Добавить в цитаты Настройки чтения

Страница 59 из 152

— Если мы все будем вот так бояться, добром, конечно, не кончится.

— Ну вот видишь? Мы и то уже не совсем понимаем друг друга. А ведь еще недавно отлично столковывались. Теперь, когда дело приняло такой крутой оборот, и мы думать начинаем по-разному.

— Может, тебе кажется, что я изменился, — сказал Карчимарчик. — Это не так. В главном я не изменился. Я ненавижу войну, всегда ее ненавидел. Но многое изменилось, вещи вдруг обрели совсем другой смысл.

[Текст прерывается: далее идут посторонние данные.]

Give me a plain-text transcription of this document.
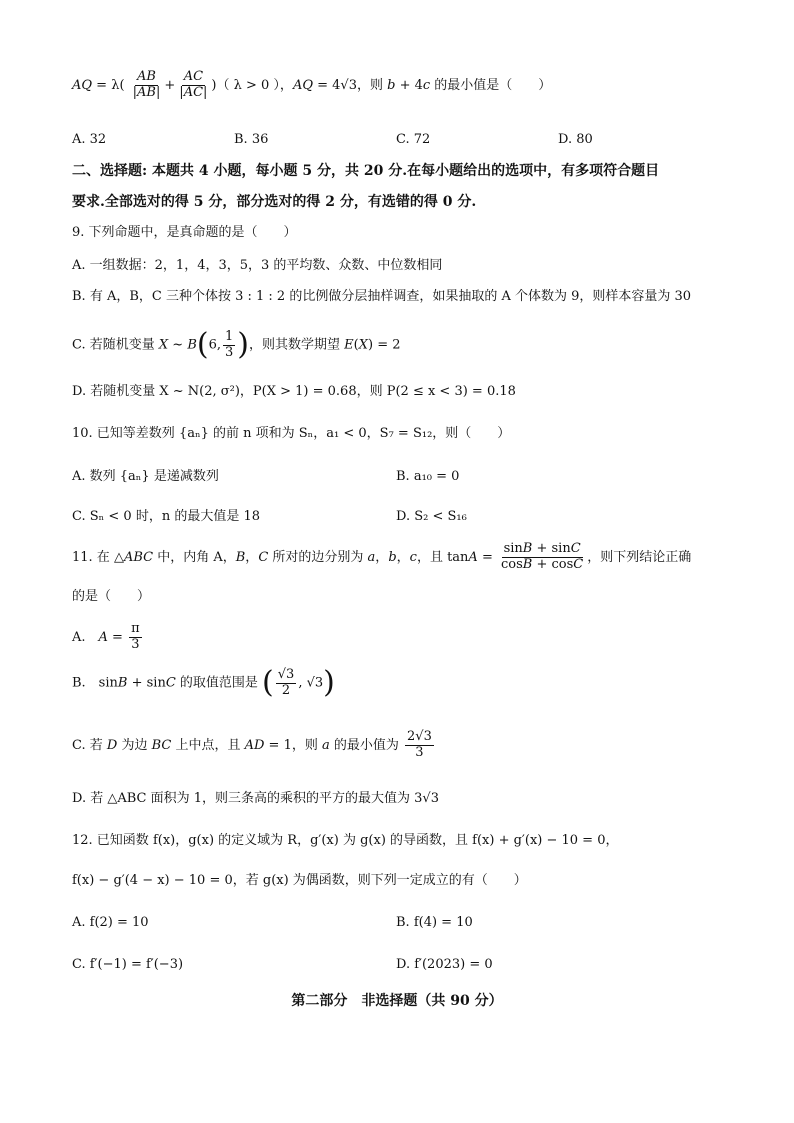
AQ = $\lambda( \frac{AB}{|AB|} + \frac{AC}{|AC|}$ )（ λ > 0 ），AQ = 4√3，则 b + 4c 的最小值是（　　）
A. 32	B. 36	C. 72	D. 80
二、选择题: 本题共 4 小题，每小题 5 分，共 20 分.在每小题给出的选项中，有多项符合题目
要求.全部选对的得 5 分，部分选对的得 2 分，有选错的得 0 分.
9. 下列命题中，是真命题的是（　　）
A. 一组数据：2，1，4，3，5，3 的平均数、众数、中位数相同
B. 有 A，B，C 三种个体按 3 : 1 : 2 的比例做分层抽样调查，如果抽取的 A 个体数为 9，则样本容量为 30
C. 若随机变量 X ~ B(6, $\frac{1}{3}$ )，则其数学期望 E(X) = 2
D. 若随机变量 X ~ N(2, σ²)，P(X > 1) = 0.68，则 P(2 ≤ x < 3) = 0.18
10. 已知等差数列 {aₙ} 的前 n 项和为 Sₙ，a₁ < 0，S₇ = S₁₂，则（　　）
A. 数列 {aₙ} 是递减数列	B. a₁₀ = 0
C. Sₙ < 0 时，n 的最大值是 18	D. S₂ < S₁₆
11. 在 △ABC 中，内角 A，B，C 所对的边分别为 a，b，c，且 $\tan A = \frac{\sin B + \sin C}{\cos B + \cos C}$ ，则下列结论正确
的是（　　）
A.　$A = \frac{\pi}{3}$
B.　sinB + sinC 的取值范围是 ( $\frac{√3}{2}$ , √3)
C. 若 D 为边 BC 上中点，且 AD = 1，则 a 的最小值为 $\frac{2√3}{3}$
D. 若 △ABC 面积为 1，则三条高的乘积的平方的最大值为 3√3
12. 已知函数 f(x)，g(x) 的定义域为 R，g′(x) 为 g(x) 的导函数，且 f(x) + g′(x) − 10 = 0，
f(x) − g′(4 − x) − 10 = 0，若 g(x) 为偶函数，则下列一定成立的有（　　）
A. f(2) = 10	B. f(4) = 10
C. f′(−1) = f′(−3)	D. f′(2023) = 0
第二部分　非选择题（共 90 分）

— Вдруг? Почему это вдруг?

— Дело не в слове. Сейчас не время играть в слова. Слова можно всяко перевертывать. В тридцать восьмом нам хотелось сохранить по крайней мере то, что можно было сохранить. А получилось вдруг так, будто у нас был камень за пазухой против чехов. Я много думал об этих вещах, и мне не по себе нынче. Тут немцы, хочешь не хочешь — с этим надо считаться.

— Они были тут и раньше.

— Были. Но это так не бросалось в глаза. Теперь уже ясно — надеяться не на что. Много было зла, и за него мы тоже в ответе. Как ни ловчи, ни изворачивайся, мол, не наша вина, но мы тоже несем свою долю, никто другой не взвалит ее на себя, хотя и то правда, что у нас не было особого выбора. Выбирали мы из того, что имели, и пытались то сохранить, что можно было сохранить, но наделали кучу ошибок, а сохранили меньше, чем сперва считали возможным; ошибок столько, что у нас едва хватит сил вынести их, но все равно надо признаться во всем и попытаться исправить то, что еще можно исправить, — мы должны доказать загранице, а главное, самим себе, что мы на самом деле народ, а не сплошь прохвосты.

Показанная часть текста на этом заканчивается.